演説に先立ち、首相は「予算の早期成立を期し、教育無償化、重要法案の成立をはかって国民の期待に応えていきたい」と首相官邸で語った。
施政方針演説は通常国会の冒頭に首相がする演説で、その年の国政全般に関する基本方針を示した。2012年12月の第2次安倍政権発足後、首相の施政方針演説は7回目。皇位継承と改元を今年5月に控え「平成」最後の演説になる。
首相は冒頭、4月30日に天皇陛下が退位し、翌5月1日に皇太子さまが新天皇に即位することに言及。「国民こぞってことほぐことができるよう、万全の準備を進める」と述べた。「平成の、その先の時代に向かって、日本の明日を共に切り開いていこう」とも呼びかけた。
首相は自ら掲げる全世代型社会保障の実現に「消費税率の引き上げによる安定的な財源がどうしても必要だ」と説明。「(14年の)8%への引き上げ時の反省の上に、経済運営に万全を期していく」と打ち出した。プレミアム付き商品券の発行やキャッシュレス決済時のポイント還元といった景気下支え策を紹介した。
賃金や労働時間を示す毎月勤労統計の不適切な調査については「セーフティーネットへの信頼を損なうものだ。国民におわび申し上げる」と陳謝した。そのうえで「統計の信頼回復に向け、徹底した検証をしていく」と言明した。

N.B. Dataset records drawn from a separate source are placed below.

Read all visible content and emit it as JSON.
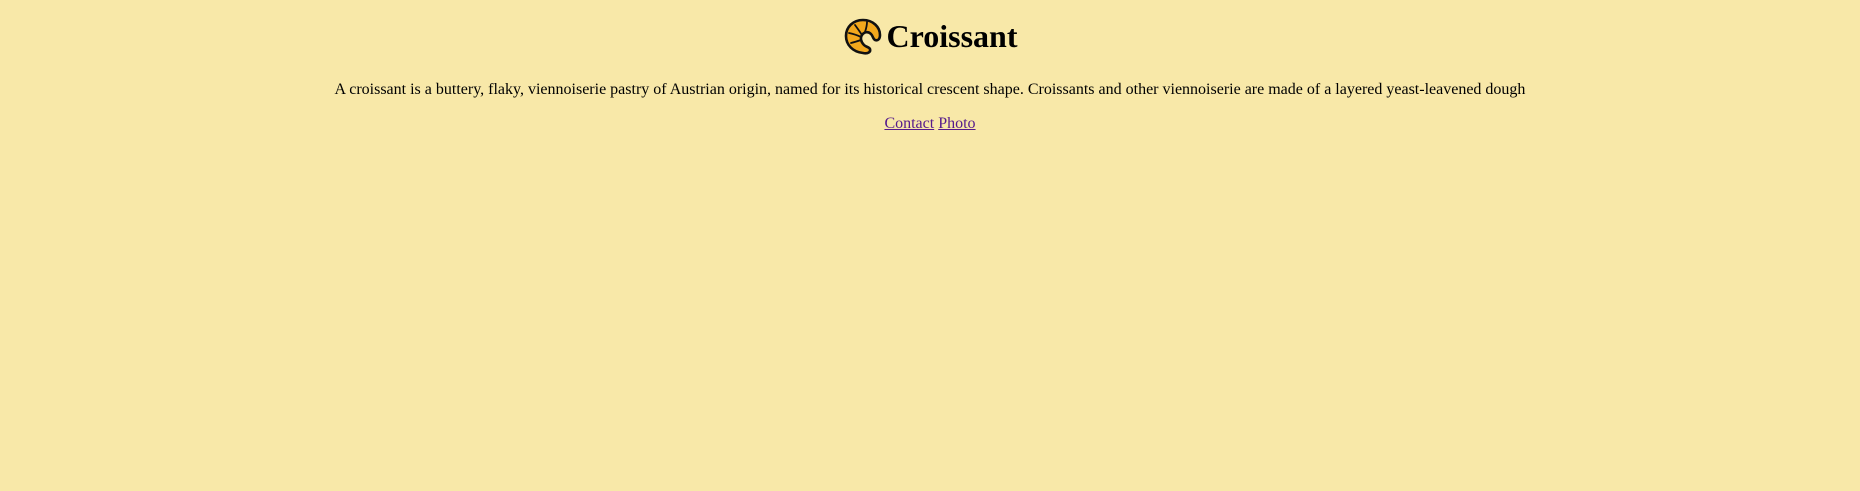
{
  "page": {
    "background": "#f8e8a8",
    "heading": "Croissant",
    "logo_icon": "croissant-icon",
    "description": "A croissant is a buttery, flaky, viennoiserie pastry of Austrian origin, named for its historical crescent shape. Croissants and other viennoiserie are made of a layered yeast-leavened dough",
    "links": [
      {
        "label": "Contact"
      },
      {
        "label": "Photo"
      }
    ],
    "link_color": "#551a8b"
  }
}
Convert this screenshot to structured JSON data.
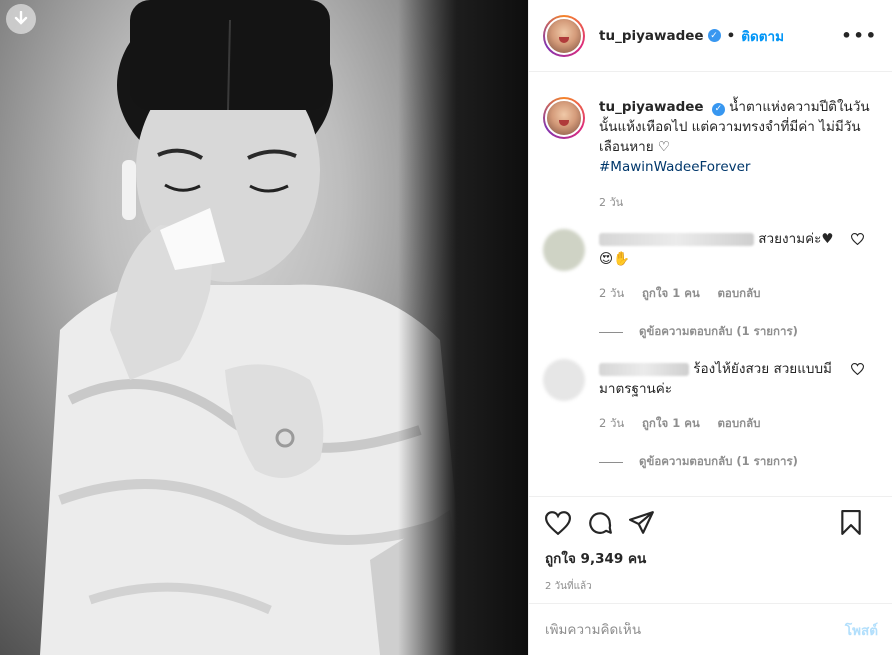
{
  "post": {
    "username": "tu_piyawadee",
    "follow_label": "ติดตาม",
    "more_label": "•••"
  },
  "caption": {
    "username": "tu_piyawadee",
    "text": "น้ำตาแห่งความปีติในวันนั้นแห้งเหือดไป แต่ความทรงจำที่มีค่า ไม่มีวันเลือนหาย ♡",
    "hashtag": "#MawinWadeeForever",
    "time": "2 วัน"
  },
  "comments": [
    {
      "text": "สวยงามค่ะ♥😍✋",
      "time": "2 วัน",
      "likes": "ถูกใจ 1 คน",
      "reply": "ตอบกลับ",
      "view_replies": "ดูข้อความตอบกลับ (1 รายการ)"
    },
    {
      "text": "ร้องไห้ยังสวย สวยแบบมีมาตรฐานค่ะ",
      "time": "2 วัน",
      "likes": "ถูกใจ 1 คน",
      "reply": "ตอบกลับ",
      "view_replies": "ดูข้อความตอบกลับ (1 รายการ)"
    }
  ],
  "stats": {
    "likes": "ถูกใจ 9,349 คน",
    "ago": "2 วันที่แล้ว"
  },
  "add_comment": {
    "placeholder": "เพิ่มความคิดเห็น",
    "post_label": "โพสต์"
  },
  "icons": [
    "download-icon",
    "verified-icon",
    "more-icon",
    "heart-icon",
    "comment-icon",
    "share-icon",
    "bookmark-icon"
  ],
  "colors": {
    "link_blue": "#0095f6",
    "verified_blue": "#3897f0",
    "hashtag": "#00376b",
    "muted": "#8e8e8e",
    "post_disabled": "#b2dffc"
  }
}
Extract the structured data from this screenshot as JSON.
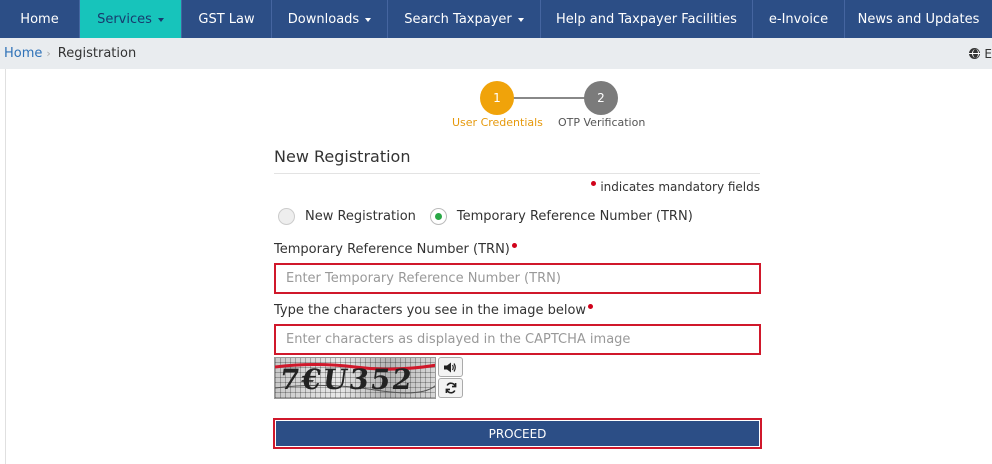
{
  "nav": {
    "items": [
      {
        "label": "Home",
        "dropdown": false,
        "active": false
      },
      {
        "label": "Services",
        "dropdown": true,
        "active": true
      },
      {
        "label": "GST Law",
        "dropdown": false,
        "active": false
      },
      {
        "label": "Downloads",
        "dropdown": true,
        "active": false
      },
      {
        "label": "Search Taxpayer",
        "dropdown": true,
        "active": false
      },
      {
        "label": "Help and Taxpayer Facilities",
        "dropdown": false,
        "active": false
      },
      {
        "label": "e-Invoice",
        "dropdown": false,
        "active": false
      },
      {
        "label": "News and Updates",
        "dropdown": false,
        "active": false
      }
    ]
  },
  "breadcrumb": {
    "home": "Home",
    "current": "Registration",
    "language": "E"
  },
  "stepper": {
    "steps": [
      {
        "number": "1",
        "label": "User Credentials",
        "state": "active"
      },
      {
        "number": "2",
        "label": "OTP Verification",
        "state": "pending"
      }
    ]
  },
  "form": {
    "title": "New Registration",
    "mandatory_note": "indicates mandatory fields",
    "radios": [
      {
        "label": "New Registration",
        "checked": false
      },
      {
        "label": "Temporary Reference Number (TRN)",
        "checked": true
      }
    ],
    "trn_label": "Temporary Reference Number (TRN)",
    "trn_placeholder": "Enter Temporary Reference Number (TRN)",
    "trn_value": "",
    "captcha_label": "Type the characters you see in the image below",
    "captcha_placeholder": "Enter characters as displayed in the CAPTCHA image",
    "captcha_value": "",
    "captcha_text": "7€U352",
    "proceed_label": "PROCEED"
  },
  "colors": {
    "nav_bg": "#2c4e86",
    "nav_active": "#17c4bb",
    "step_active": "#f0a30a",
    "step_pending": "#7b7b7b",
    "required": "#d0021b",
    "error_border": "#d0182b",
    "radio_checked": "#28a745"
  },
  "icons": [
    "globe-icon",
    "chevron-right-icon",
    "speaker-icon",
    "refresh-icon"
  ]
}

自由貿易は「今、大きな岐路に立っている」と指摘した。米中両国の貿易戦争を念頭に「時に保護主義への誘惑を生み出し、国と国の間に鋭い対立をも生み出している」と述べた。日本や中国、インドなどによる東アジア地域包括的経済連携(RCEP)に触れ「野心的な協定になるよう、大詰めの交渉をリードする」と掲げた。
18年の演説で言及した日韓両国の協力強化には触れなかった。韓国を名指しせず「北東アジアを真に安定した平和と繁栄の地にするため、これまでの発想にとらわれない新しい時代の近隣外交を力強く展開する」と表明した。元徴用工訴訟や韓国軍艦による自衛隊哨戒機への火器管制レーダー照射問題を踏まえたようだ。
日中関係は「完全に正常な軌道へと戻った」と説明した。昨年10月に中国を訪れて習近平(シー・ジンピン)国家主席と会談した成果を紹介。「日中関係を新たな段階へ押し上げる」と掲げた。ロシアとは「領土問題を解決し、平和条約を締結する」と明言。「首脳間の深い信頼関係の上に、1956年(の日ソ共同)宣言を基礎として交渉を加速する」と訴えた。
首相が意欲を示す憲法改正は「国会の憲法審査会の場で各党の議論が深められることを期待する」と言明した。18年演説は各党に憲法の具体案を国会に提出するよう呼びかけていた。同年秋の臨時国会などで与野党の憲法論議が進まなかったのが影響したとみられる。
国境を越えた個人や企業の自由なデータ流通の重要性を訴えた。「米国、欧州と連携しながら自由で開かれた国際データ流通網を構築する」と打ち出した。